War between Lithuanian-hareidi factions led to destruction of a library with holy books last week. Police arrest three.

Haim Lev, Gil Ronen,

Ponovezh Yeshiva
Ponovezh Yeshiva
Flash 90

The Dan District Police carried out arrests at the Ponevezh Yeshiva in Bnei Brak Monday night, as it continued its investigation of the destruction of the yeshiva's library last week.

A verbal dispute erupted between police detectives and some of the yeshiva students, in the course of which – according to the students – a detective kicked one of the students in the face for no apparent reason. The accompanying video shows a policeman performing a martial-arts-type kick against a student seconds before police drove away.

Three people were arrested – one of whom holds an administrative position in the yeshiva. They are currently being questioned in the police station.

Last week, two yeshiva students were arrested, on suspicion that they were involved in the destruction of the yeshiva's library, which held many holy books. The two were later released.

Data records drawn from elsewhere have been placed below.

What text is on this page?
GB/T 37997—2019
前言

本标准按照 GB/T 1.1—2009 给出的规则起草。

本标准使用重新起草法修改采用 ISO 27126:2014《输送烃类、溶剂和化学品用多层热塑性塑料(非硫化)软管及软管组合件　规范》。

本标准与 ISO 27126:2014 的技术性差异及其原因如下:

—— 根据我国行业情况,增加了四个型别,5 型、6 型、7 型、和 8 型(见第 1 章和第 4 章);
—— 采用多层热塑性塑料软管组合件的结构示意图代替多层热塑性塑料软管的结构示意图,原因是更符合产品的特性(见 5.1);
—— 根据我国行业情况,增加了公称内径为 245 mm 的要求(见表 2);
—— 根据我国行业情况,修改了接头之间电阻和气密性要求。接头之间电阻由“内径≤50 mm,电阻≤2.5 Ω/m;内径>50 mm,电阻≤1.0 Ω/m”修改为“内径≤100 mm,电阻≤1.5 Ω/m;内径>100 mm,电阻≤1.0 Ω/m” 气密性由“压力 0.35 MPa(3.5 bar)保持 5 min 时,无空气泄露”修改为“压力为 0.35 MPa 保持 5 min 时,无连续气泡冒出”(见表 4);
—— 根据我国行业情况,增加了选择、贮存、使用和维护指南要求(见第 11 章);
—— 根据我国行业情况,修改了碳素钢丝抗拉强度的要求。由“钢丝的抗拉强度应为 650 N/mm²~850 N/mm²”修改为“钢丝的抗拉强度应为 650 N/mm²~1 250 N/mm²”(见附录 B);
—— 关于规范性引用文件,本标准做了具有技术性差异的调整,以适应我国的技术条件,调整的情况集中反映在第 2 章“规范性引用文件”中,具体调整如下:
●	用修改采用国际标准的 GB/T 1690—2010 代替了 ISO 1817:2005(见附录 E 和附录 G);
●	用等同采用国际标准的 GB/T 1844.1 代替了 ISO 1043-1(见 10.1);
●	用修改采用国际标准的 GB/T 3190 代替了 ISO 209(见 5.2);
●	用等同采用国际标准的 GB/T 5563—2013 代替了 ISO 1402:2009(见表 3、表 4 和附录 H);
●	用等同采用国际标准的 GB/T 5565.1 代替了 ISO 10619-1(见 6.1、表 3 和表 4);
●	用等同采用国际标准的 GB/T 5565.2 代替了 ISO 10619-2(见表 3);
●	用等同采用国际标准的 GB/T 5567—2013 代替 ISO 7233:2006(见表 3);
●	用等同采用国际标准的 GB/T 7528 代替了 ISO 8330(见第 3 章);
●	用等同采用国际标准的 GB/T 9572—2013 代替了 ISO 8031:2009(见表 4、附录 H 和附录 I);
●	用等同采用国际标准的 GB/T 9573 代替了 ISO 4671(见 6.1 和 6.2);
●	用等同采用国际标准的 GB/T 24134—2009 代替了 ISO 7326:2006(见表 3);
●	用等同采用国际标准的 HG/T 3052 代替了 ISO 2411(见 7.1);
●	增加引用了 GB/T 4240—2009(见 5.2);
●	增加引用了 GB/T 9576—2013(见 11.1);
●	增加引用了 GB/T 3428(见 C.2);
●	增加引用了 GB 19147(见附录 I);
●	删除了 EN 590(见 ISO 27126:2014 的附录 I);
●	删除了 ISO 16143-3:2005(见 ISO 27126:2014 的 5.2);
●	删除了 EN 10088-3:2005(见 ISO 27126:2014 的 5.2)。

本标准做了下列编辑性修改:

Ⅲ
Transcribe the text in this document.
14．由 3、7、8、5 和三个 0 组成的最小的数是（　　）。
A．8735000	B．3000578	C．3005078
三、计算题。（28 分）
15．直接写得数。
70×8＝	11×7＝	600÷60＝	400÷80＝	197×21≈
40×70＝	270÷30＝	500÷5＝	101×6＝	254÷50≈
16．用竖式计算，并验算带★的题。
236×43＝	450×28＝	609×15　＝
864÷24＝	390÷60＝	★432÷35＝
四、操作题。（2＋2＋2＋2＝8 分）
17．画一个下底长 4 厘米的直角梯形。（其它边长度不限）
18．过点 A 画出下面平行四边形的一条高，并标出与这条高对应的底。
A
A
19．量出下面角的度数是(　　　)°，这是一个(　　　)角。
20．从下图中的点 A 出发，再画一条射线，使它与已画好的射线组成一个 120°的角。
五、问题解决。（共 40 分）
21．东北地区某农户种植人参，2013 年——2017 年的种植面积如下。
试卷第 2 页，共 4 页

The sacking of the library took place as part of a feud between Lithuanian-hareidi factions within the yeshiva, each of which is identified with a different member of the yeshiva's leadership.

One of the sides accused the other of taking over a structure in the yeshiva last week, and the other side promised to respond. The response, apparently, took the form of the destruction of the library.

On the morning after the attack on the library, Lithuanian newspaper Yated Ne'eman published an advertisement in which book collectors were warned not to purchase books from the yeshiva's library if they were offered for sale, and to give them back to the yeshiva if they encounter them.

During the 1990s a leadership dispute erupted between Rabbi Shmuel Markovitz (married to a granddaughter of the yeshiva's founder) and Rabbi Eliezer Kahaneman (a grandson of the founder). Since then, the yeshiva has practically split, effectively resulting in two yeshivas in the same building, with the students occupying different dormitories though studying in the same learning hall and eating in the same dining room.